International Academy of Spiritual Unity and Cooperation of Peoples of the World, a small-known Russian advocacy group, nominated Putin for the Nobel Peace Prize award, praising him for his involvement with Syria and influencing the country's president, Bashar Assad, to turn over chemical weapons to international authorities. While the group lauded Putin, they sharply criticized the U.S. and made no mention of Putin signing a measure into law this summer that bans "homosexual propaganda," allowing law enforcement to persecute Russia's LGBT community.
"Barack Obama is the man who has initiated and approved the United States' aggressive actions in Iraq and Afghanistan. Now he is preparing for an invasion into Syria.
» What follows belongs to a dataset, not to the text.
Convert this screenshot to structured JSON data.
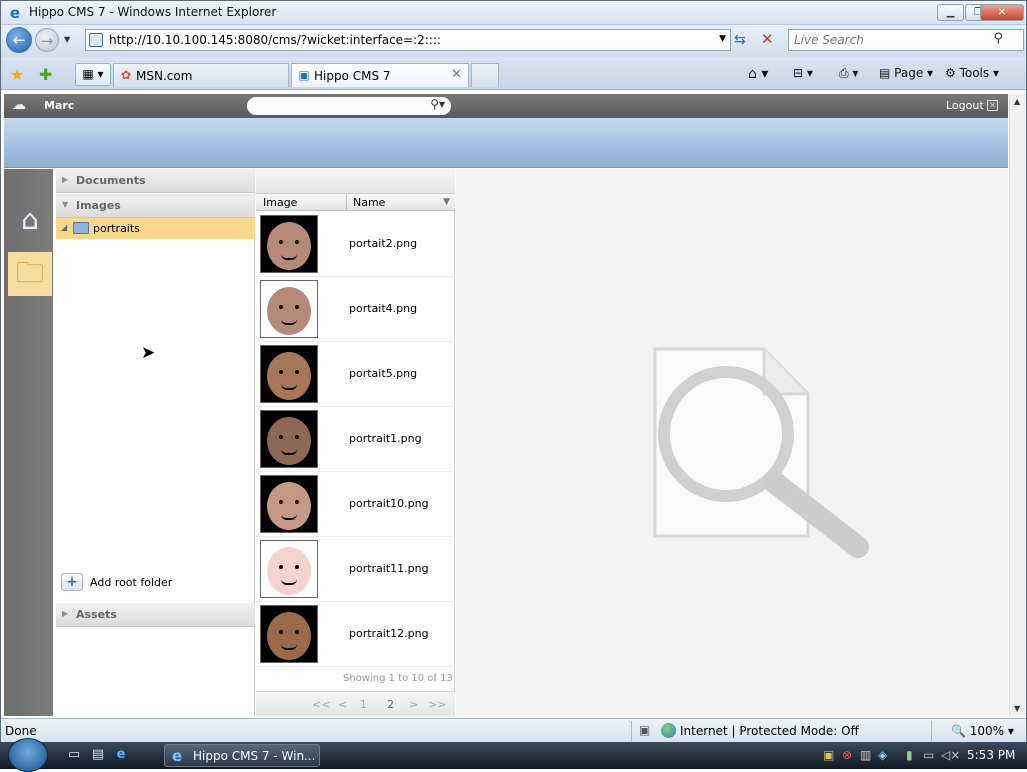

He bears this title nevertheless," Iosif Kobzon, a member of the State Duma, said according to United Press International. "Our president, who tries to stop the bloodshed and who tries to help the conflict situation with political dialogue is, in my view, more worthy of this high title."
The president of the International Academy of Spiritual Unity and Cooperation of Peoples of the World told the Christian Science Monitor that they nominated Putin because they want Russia to be recognized for global advocacy of peace, national sovereignty and international law.
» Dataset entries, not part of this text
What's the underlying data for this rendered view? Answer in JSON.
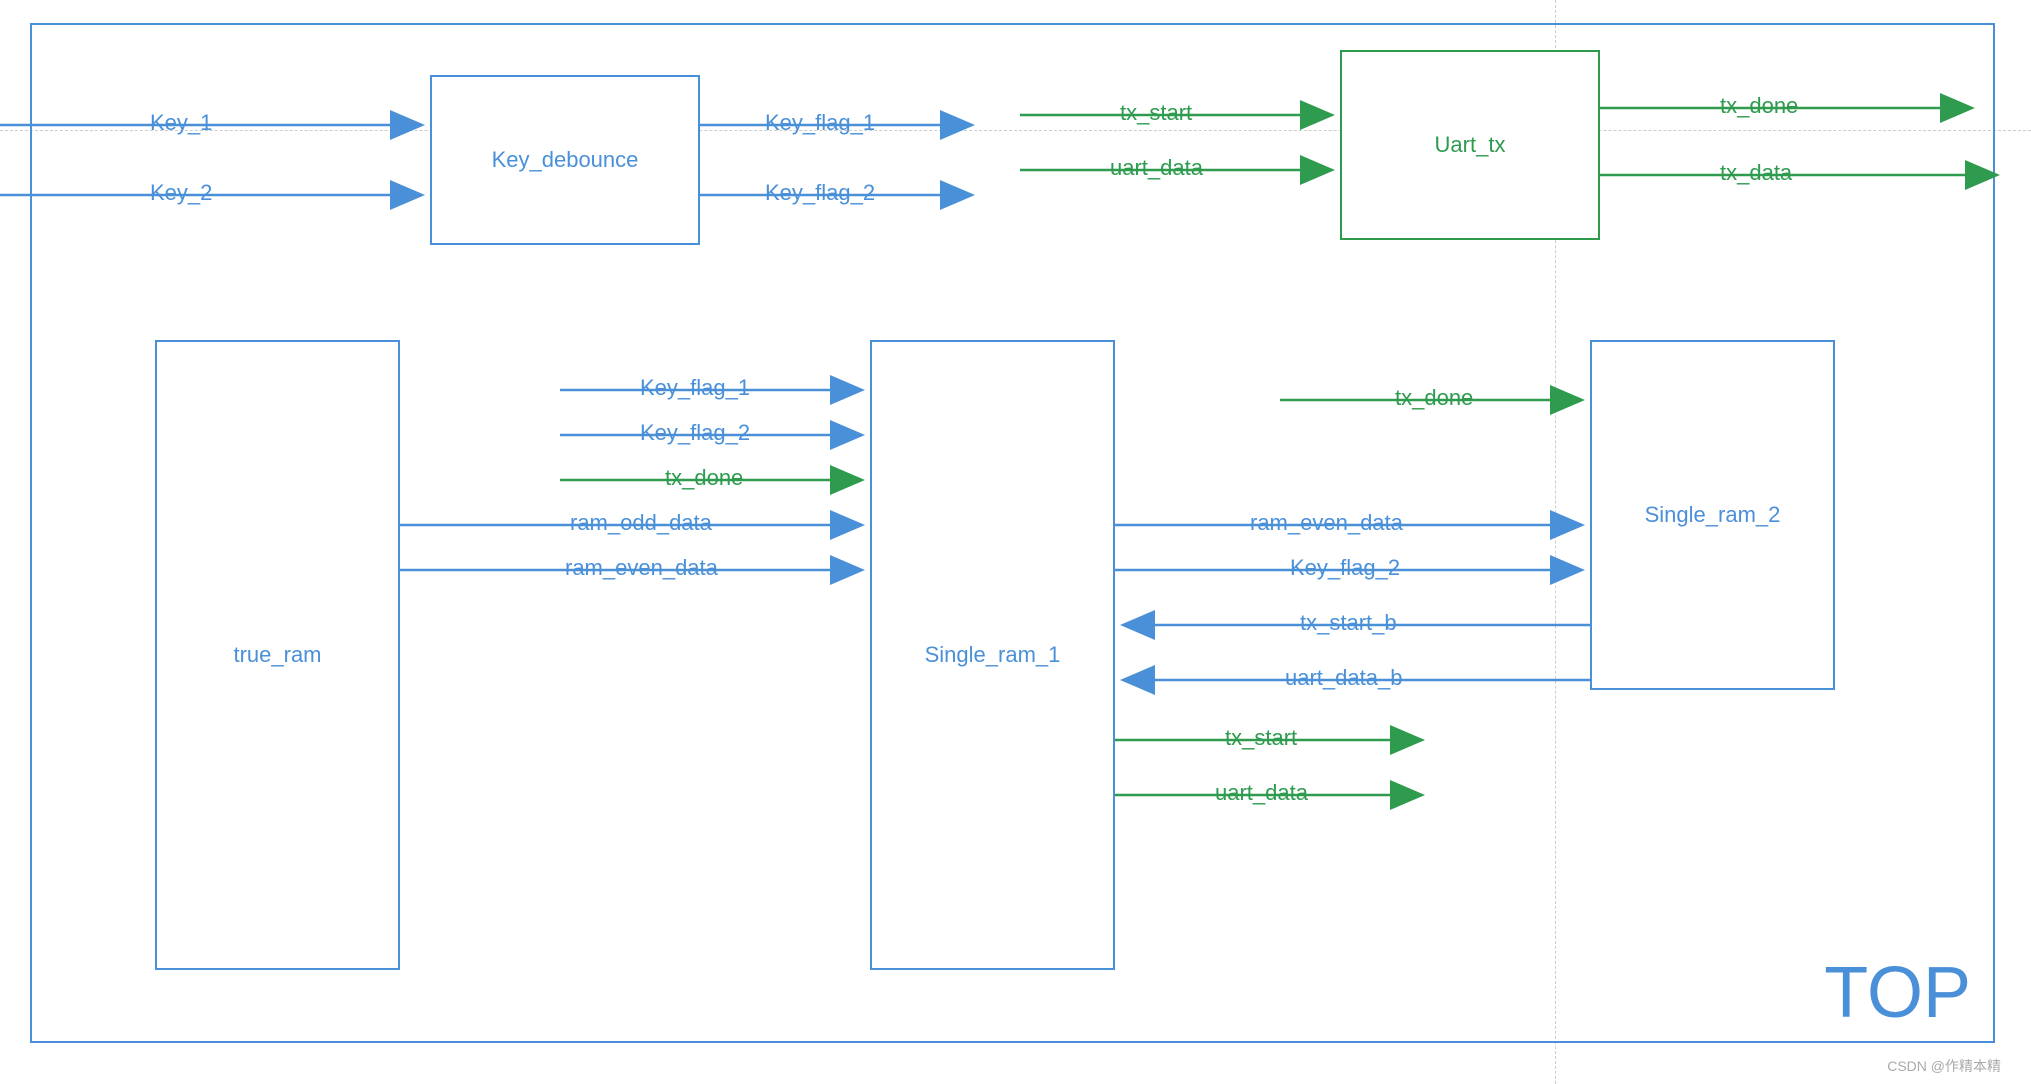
{
  "diagram": {
    "title": "TOP",
    "watermark": "CSDN @作精本精",
    "blocks": {
      "key_debounce": "Key_debounce",
      "uart_tx": "Uart_tx",
      "true_ram": "true_ram",
      "single_ram_1": "Single_ram_1",
      "single_ram_2": "Single_ram_2"
    },
    "signals": {
      "key_1": "Key_1",
      "key_2": "Key_2",
      "key_flag_1": "Key_flag_1",
      "key_flag_2": "Key_flag_2",
      "tx_start": "tx_start",
      "uart_data": "uart_data",
      "tx_done": "tx_done",
      "tx_data": "tx_data",
      "ram_odd_data": "ram_odd_data",
      "ram_even_data": "ram_even_data",
      "tx_start_b": "tx_start_b",
      "uart_data_b": "uart_data_b"
    }
  }
}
"I have personally seen Putin's activity, to calm down hotheads in South Ossetia [during the 2008 war between Russia and Georgia] and to promote peace," Georgy Trapezniko told the Monitor. "He himself goes to the hotspots and does his best to resolve problems by peaceful methods. They awarded Obama a peace prize before he'd done anything, whereas Putin has already done a lot to establish peace in the world. He corresponds to all the requirements of the Nobel Prize Committee."
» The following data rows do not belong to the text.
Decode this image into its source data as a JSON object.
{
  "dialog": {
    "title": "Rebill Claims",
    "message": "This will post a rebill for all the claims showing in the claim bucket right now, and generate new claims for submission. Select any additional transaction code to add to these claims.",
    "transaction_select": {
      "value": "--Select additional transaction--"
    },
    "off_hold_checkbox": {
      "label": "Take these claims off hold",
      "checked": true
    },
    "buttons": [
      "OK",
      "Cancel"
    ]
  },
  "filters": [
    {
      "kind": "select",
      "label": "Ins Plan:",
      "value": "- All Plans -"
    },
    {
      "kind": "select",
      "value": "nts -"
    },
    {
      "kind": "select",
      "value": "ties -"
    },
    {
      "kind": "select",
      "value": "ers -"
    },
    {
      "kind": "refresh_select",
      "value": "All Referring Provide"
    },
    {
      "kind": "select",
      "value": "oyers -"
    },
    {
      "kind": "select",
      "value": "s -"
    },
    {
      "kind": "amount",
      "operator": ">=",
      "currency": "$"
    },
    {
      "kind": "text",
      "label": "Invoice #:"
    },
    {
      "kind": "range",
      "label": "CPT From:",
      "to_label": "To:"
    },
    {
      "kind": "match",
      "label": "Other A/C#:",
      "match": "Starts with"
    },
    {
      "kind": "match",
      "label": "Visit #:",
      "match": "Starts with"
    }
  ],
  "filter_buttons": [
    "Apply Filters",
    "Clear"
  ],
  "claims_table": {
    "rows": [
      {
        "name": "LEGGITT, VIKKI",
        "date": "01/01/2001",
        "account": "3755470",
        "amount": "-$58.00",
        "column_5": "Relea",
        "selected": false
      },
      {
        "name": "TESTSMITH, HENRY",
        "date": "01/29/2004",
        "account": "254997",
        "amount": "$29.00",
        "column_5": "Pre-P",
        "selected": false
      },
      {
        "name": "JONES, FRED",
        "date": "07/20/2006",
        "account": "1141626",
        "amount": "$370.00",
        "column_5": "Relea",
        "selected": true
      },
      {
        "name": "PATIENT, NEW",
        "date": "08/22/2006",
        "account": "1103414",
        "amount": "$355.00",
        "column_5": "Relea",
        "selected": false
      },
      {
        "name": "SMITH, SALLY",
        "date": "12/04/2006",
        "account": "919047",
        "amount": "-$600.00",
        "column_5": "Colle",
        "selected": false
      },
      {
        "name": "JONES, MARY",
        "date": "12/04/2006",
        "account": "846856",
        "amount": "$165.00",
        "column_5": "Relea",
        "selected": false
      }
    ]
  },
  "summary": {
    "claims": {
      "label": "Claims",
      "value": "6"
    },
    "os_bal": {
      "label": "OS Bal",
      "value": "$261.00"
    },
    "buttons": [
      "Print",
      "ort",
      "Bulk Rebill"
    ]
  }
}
The Nobel Committee says any parliamentarian, government figure, academic or director of a peace or foreign policy institute can make a nomination. Trapeznikov says his group has more than a dozen qualified individuals on its board of directors and that he can nominate individuals himself. The Monitor reports that nominations of the prestigious award opened up in September, and the list will be reviewed and narrowed down through out the year. A winner will be announced in October of next year.
Putin has come under fire by gay rights supporters this year after approving a measure that limits the rights of Russia's LGBT community. The anti-gay "homosexual propaganda" law prohibits same-sex couples from distributing LGBT materials around minors and equates homosexuality to pedophilia. That law outlaws LGBT events like Gay Pride and same-sex couples can be persecuted and fined for simply holding hands. Additionally, the law impacts businesses and organizations that support LGBT rights. Travelers can also be detained if they violate the law and can be banned from the country.
There has also been much concern that the law will negatively impact the 2014 Winter Olympics which are scheduled to be held in Sochi, Russia, early next year.